I was pleased when Thomas examined whether too much has changed beyond original Constitutional standards to return that authority to today’s juries. “Could the balance of authority be re-established without eliminating the existing procedures?” she asks. “For example, acquittal replaces the jury’s decision with the judge’s. And summary judgment substitutes a judge’s judgment for a jury’s. So, the rebalancing must include addressing these procedures that take away significant jury authority,” she offers.
You have to hand it to Thomas: she thinks big: recommending, “eliminating the procedures of judicial acquittal, summary judgment, and judges deciding money damages, as well as adding grand juries in states.” Her sixth chapter goes even further, imagining entirely different court structures for prosecuting crime and settling civil disputes.
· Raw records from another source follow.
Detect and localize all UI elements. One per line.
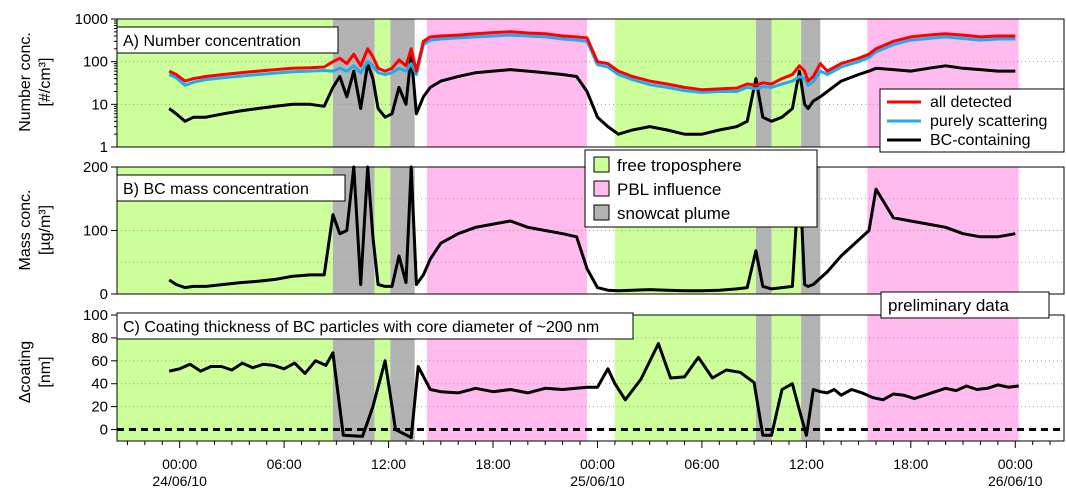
panel-a-title: A) Number concentration: [123, 33, 301, 50]
shading-layer: [117, 19, 1019, 441]
shade-snowcat-plume-p2-6: [755, 315, 772, 441]
series-legend-box: [879, 88, 1065, 153]
legend-label-bc-containing: BC-containing: [930, 132, 1031, 149]
legend-label-snowcat-plume: snowcat plume: [617, 204, 730, 223]
ytick-label-p1-0: 0: [100, 286, 108, 303]
ytick-label-p0-0: 1: [100, 139, 108, 156]
xtick-date-label-0: 24/06/10: [152, 473, 207, 489]
shade-pbl-influence-p0-4: [426, 19, 588, 147]
panel-b-ylabel-line1: Mass conc.: [17, 190, 34, 271]
shade-snowcat-plume-p2-8: [801, 315, 821, 441]
shade-free-troposphere-p0-2: [374, 19, 391, 147]
xtick-time-label-4: 00:00: [580, 456, 615, 472]
legend-label-pbl-influence: PBL influence: [617, 180, 721, 199]
xtick-time-label-5: 06:00: [684, 456, 719, 472]
series-layer: [117, 30, 1064, 440]
xtick-time-label-0: 00:00: [162, 456, 197, 472]
ytick-label-p0-2: 100: [83, 54, 108, 71]
ytick-label-p2-2: 40: [91, 376, 108, 393]
shade-snowcat-plume-p0-1: [332, 19, 375, 147]
panel-b-title: B) BC mass concentration: [123, 181, 309, 198]
shade-snowcat-plume-p0-3: [390, 19, 415, 147]
legend-label-all-detected: all detected: [930, 94, 1012, 111]
shade-pbl-influence-p1-9: [867, 167, 1019, 294]
shade-free-troposphere-p2-2: [374, 315, 391, 441]
xtick-time-label-1: 06:00: [267, 456, 302, 472]
ytick-label-p0-3: 1000: [75, 11, 108, 28]
panel-c-title-box: [116, 312, 634, 340]
shade-free-troposphere-p1-2: [374, 167, 391, 294]
xtick-time-label-3: 18:00: [475, 456, 510, 472]
legend-label-free-troposphere: free troposphere: [617, 156, 742, 175]
preliminary-annotation: preliminary data: [888, 296, 1009, 315]
panel-c-ylabel-line2: [nm]: [37, 356, 54, 387]
panel-c-ylabel-line1: Δcoating: [17, 341, 34, 403]
ytick-label-p1-2: 200: [83, 159, 108, 176]
panel-a-title-box: [116, 26, 339, 54]
series-line-all-detected: [168, 30, 1016, 92]
series-line-bc-mass: [168, 165, 1016, 293]
legend-swatch-snowcat-plume: [593, 204, 610, 221]
frame-layer: 1101001000010020002040608010000:0024/06/…: [75, 11, 1065, 489]
xtick-time-label-7: 18:00: [893, 456, 928, 472]
xtick-time-label-2: 12:00: [371, 456, 406, 472]
preliminary-box: [880, 291, 1050, 319]
xtick-time-label-8: 00:00: [998, 456, 1033, 472]
series-line-coating: [168, 342, 1019, 440]
panel-c-title: C) Coating thickness of BC particles wit…: [123, 319, 599, 336]
ytick-label-p1-1: 100: [83, 223, 108, 240]
legend-label-purely-scattering: purely scattering: [930, 113, 1047, 130]
panel-a-ylabel-line2: [#/cm³]: [37, 58, 54, 107]
xtick-date-label-4: 25/06/10: [570, 473, 625, 489]
series-line-bc-containing: [168, 52, 1016, 136]
panel-b-title-box: [116, 174, 346, 202]
panel-frame-a: [116, 18, 1065, 148]
ytick-label-p2-0: 0: [100, 422, 108, 439]
series-line-purely-scattering: [168, 33, 1016, 94]
xtick-date-label-8: 26/06/10: [988, 473, 1043, 489]
shade-free-troposphere-p0-5: [614, 19, 756, 147]
xtick-time-label-6: 12:00: [789, 456, 824, 472]
panel-b-ylabel-line2: [µg/m³]: [37, 205, 54, 255]
shade-pbl-influence-p1-4: [426, 167, 588, 294]
panel-a-ylabel-line1: Number conc.: [17, 32, 34, 132]
legend-swatch-free-troposphere: [593, 156, 610, 173]
shade-pbl-influence-p2-9: [867, 315, 1019, 441]
ytick-label-p0-1: 10: [91, 96, 108, 113]
ytick-label-p2-4: 80: [91, 330, 108, 347]
ytick-label-p2-3: 60: [91, 353, 108, 370]
shading-legend-box: [584, 149, 818, 228]
ytick-label-p2-5: 100: [83, 307, 108, 324]
ytick-label-p2-1: 20: [91, 399, 108, 416]
legend-swatch-pbl-influence: [593, 180, 610, 197]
She compares the role of laypersons in criminal and civil matters in ten other nations, and it is quite interesting to read to what extent different governments will allow citizens a hand in meting out justice, especially in tasks like sentencing. In other nations, lay jurors almost never hear civil complaints, for example, and Thomas comments that is dangerous since a judge may rule for reasons of personal advancement–re-election or appointment to a higher court–while jurors don’t stand to enjoy any gain.
I believe I could have spent several months studying Thomas’ book, had time allowed me to follow all of the case citations she includes to support her assertions. The Missing American Jury would be great for a study group interested in expanding understanding of American justice, or perhaps a quarter-long college class dedicated to that topic. As a casual reader, I would have loved to read up on the many cases she cites. The Missing American Jury does what few books do–inspire study beyond its cover.